At Trees Last Night, At The Drive-In Had The Crowd At Their Mercy.

Let’s get this much out of the way from the start: When a concert is announced just a single day prior to taking place, when it takes all of three minutes for its tickets to sell out and, well, when the band behind the show happens to be El Paso’s At The Drive-In, the adored and revered post-hardcore outfit that broke up in 2001 only to announce this January a much-anticipated reunion show at Coachella this weekend, you can pretty much rest assured that the crowd at the show is going to be into the performance.

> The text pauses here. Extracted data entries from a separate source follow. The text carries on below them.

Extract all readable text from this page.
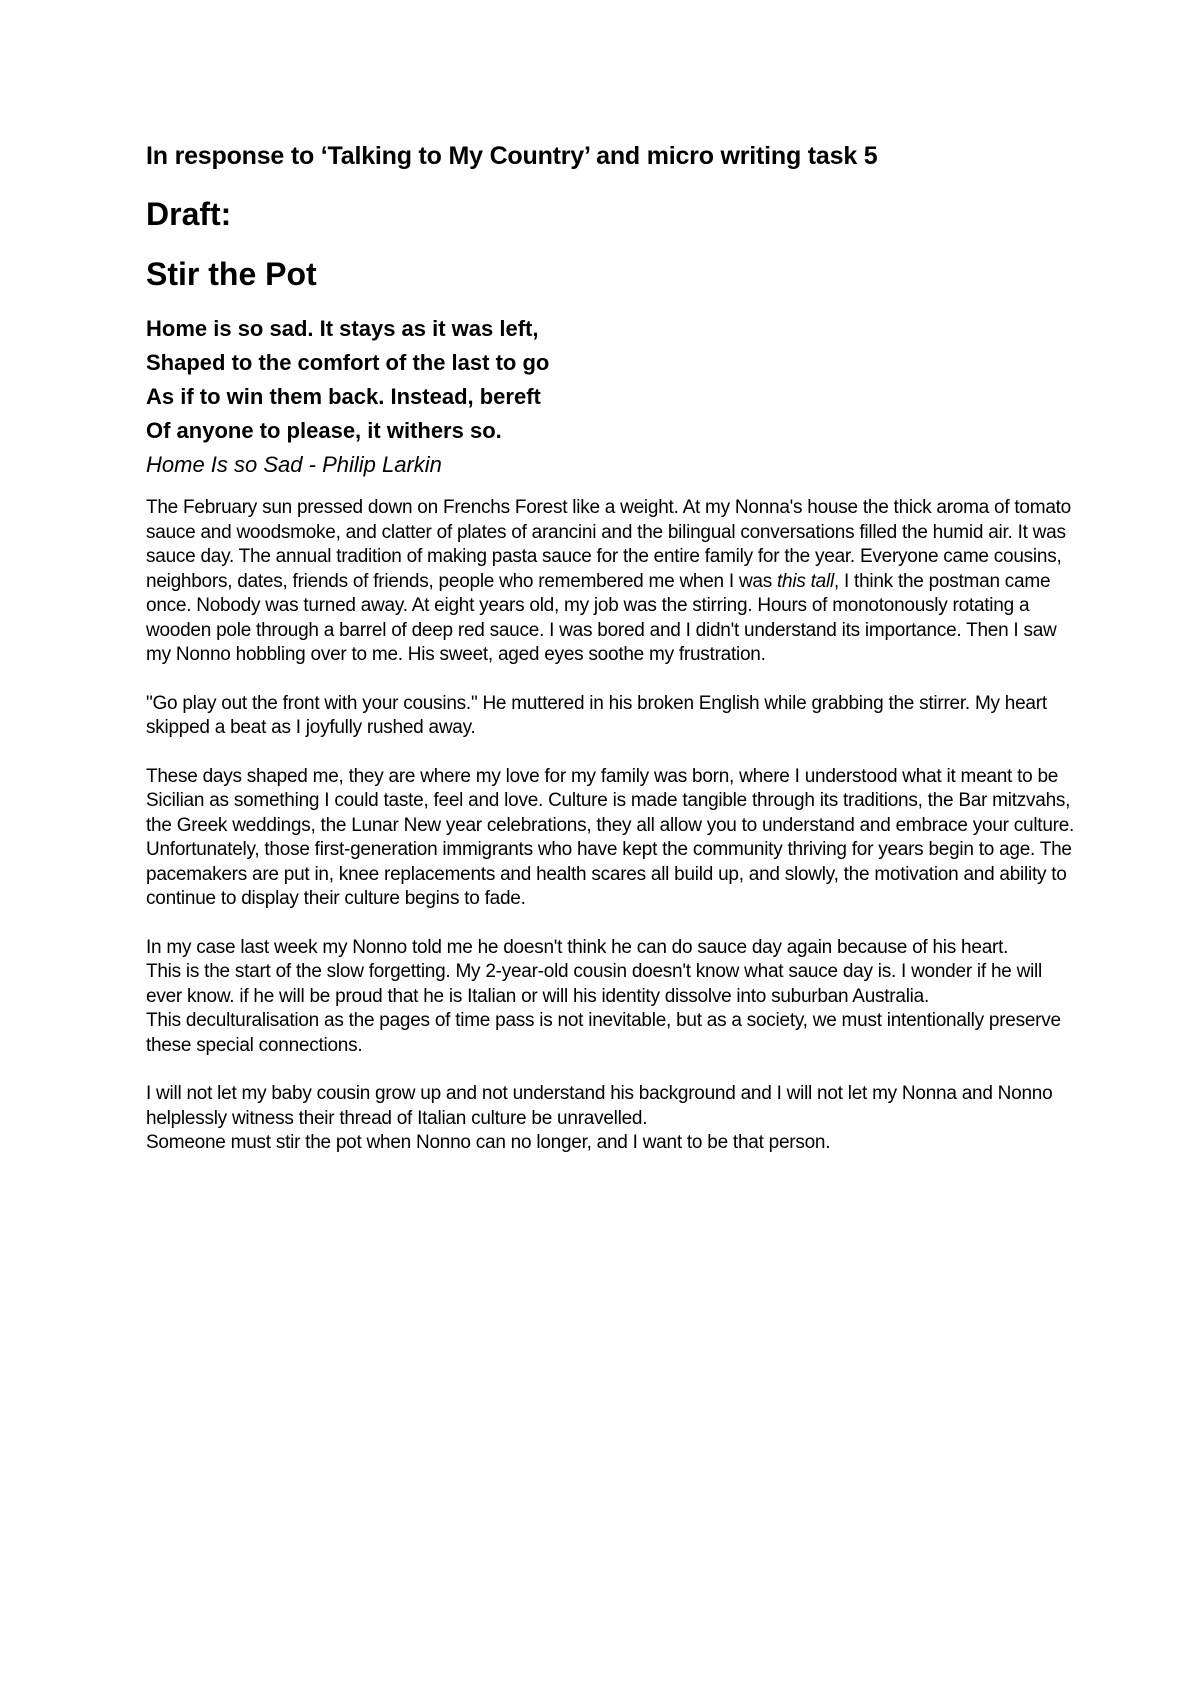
In response to ‘Talking to My Country’ and micro writing task 5
Draft:
Stir the Pot
Home is so sad. It stays as it was left,
Shaped to the comfort of the last to go
As if to win them back. Instead, bereft
Of anyone to please, it withers so.
Home Is so Sad - Philip Larkin

The February sun pressed down on Frenchs Forest like a weight. At my Nonna's house the thick aroma of tomato sauce and woodsmoke, and clatter of plates of arancini and the bilingual conversations filled the humid air. It was sauce day. The annual tradition of making pasta sauce for the entire family for the year. Everyone came cousins, neighbors, dates, friends of friends, people who remembered me when I was this tall, I think the postman came once. Nobody was turned away. At eight years old, my job was the stirring. Hours of monotonously rotating a wooden pole through a barrel of deep red sauce. I was bored and I didn't understand its importance. Then I saw my Nonno hobbling over to me. His sweet, aged eyes soothe my frustration.

"Go play out the front with your cousins." He muttered in his broken English while grabbing the stirrer. My heart skipped a beat as I joyfully rushed away.

These days shaped me, they are where my love for my family was born, where I understood what it meant to be Sicilian as something I could taste, feel and love. Culture is made tangible through its traditions, the Bar mitzvahs, the Greek weddings, the Lunar New year celebrations, they all allow you to understand and embrace your culture. Unfortunately, those first-generation immigrants who have kept the community thriving for years begin to age. The pacemakers are put in, knee replacements and health scares all build up, and slowly, the motivation and ability to continue to display their culture begins to fade.

In my case last week my Nonno told me he doesn't think he can do sauce day again because of his heart.
This is the start of the slow forgetting. My 2-year-old cousin doesn't know what sauce day is. I wonder if he will ever know. if he will be proud that he is Italian or will his identity dissolve into suburban Australia.
This deculturalisation as the pages of time pass is not inevitable, but as a society, we must intentionally preserve these special connections.
I will not let my baby cousin grow up and not understand his background and I will not let my Nonna and Nonno helplessly witness their thread of Italian culture be unravelled.
Someone must stir the pot when Nonno can no longer, and I want to be that person.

And, yes, all of that was true of At The Drive-In’s “secret” show at Trees last night. It just took the curtains opening to signal the set’s start for the entire room to shriek. And all the room needed was a simple “We’re At The Drive-In from El Paso, Texas” from guitarist Jim Ward for the place to erupt.

For all intents and purposes, what came next is all happenstance.

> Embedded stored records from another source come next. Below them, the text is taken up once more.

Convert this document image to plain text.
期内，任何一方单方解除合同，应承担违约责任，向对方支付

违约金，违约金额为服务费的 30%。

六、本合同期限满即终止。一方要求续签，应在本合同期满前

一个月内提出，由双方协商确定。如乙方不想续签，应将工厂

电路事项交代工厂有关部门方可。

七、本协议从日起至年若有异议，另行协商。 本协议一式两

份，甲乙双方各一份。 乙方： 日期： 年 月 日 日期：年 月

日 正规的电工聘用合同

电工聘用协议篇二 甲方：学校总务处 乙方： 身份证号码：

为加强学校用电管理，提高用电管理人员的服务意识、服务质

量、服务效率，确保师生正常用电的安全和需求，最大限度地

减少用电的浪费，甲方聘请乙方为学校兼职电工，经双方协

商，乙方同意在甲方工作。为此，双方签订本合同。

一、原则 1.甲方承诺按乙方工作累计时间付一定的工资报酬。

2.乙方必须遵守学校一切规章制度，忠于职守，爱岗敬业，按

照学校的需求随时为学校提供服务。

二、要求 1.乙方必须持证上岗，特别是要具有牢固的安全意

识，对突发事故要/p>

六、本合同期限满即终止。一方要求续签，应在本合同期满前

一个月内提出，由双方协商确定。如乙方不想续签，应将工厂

The crowd was already won over. Thirty seconds in, and it was confirmed: Far as everyone here was concerned, this was already the show of the year, the unquestioned high point of the annual concert haul and perhaps something ever bigger than that. Because, let’s face it, most of those in attendance at this At The Drive-In performance were in high school or college the last time this band performed in Dallas. And when At The Drive-In performed on this night, many in the crowd reverted back to that innocent, forgiving, happy-just-to-be-here person they were then.

Not that the crowd needed to necessarily be any of those things. Sure there were some issues with the show last night — not long after launching the set with the two opening cuts on 2000’s Relationship of Command, the mic cut out for frontman Cedric Bixler-Zavala and, far more notably, guitarist Omar Rodriguez-Lopez was pretty much a nonfactor throughout the set, looking surprisingly shy and reserved in his performance on this night — but Bixler-Zavala and Ward in particular were in fine form tonight, hopping around, joking with the crowd and looking every bit the saviors this crowd hoped they would be.

Kinda felt like the ’90s all over again, and in more ways than one, actually: This was a Tuesday night in Deep Ellum and, right across the street, Dada too hosted a sold out performance, theirs from New Jersey indie rockers Real Estate.

And that’s pretty much all anyone wanted on this night.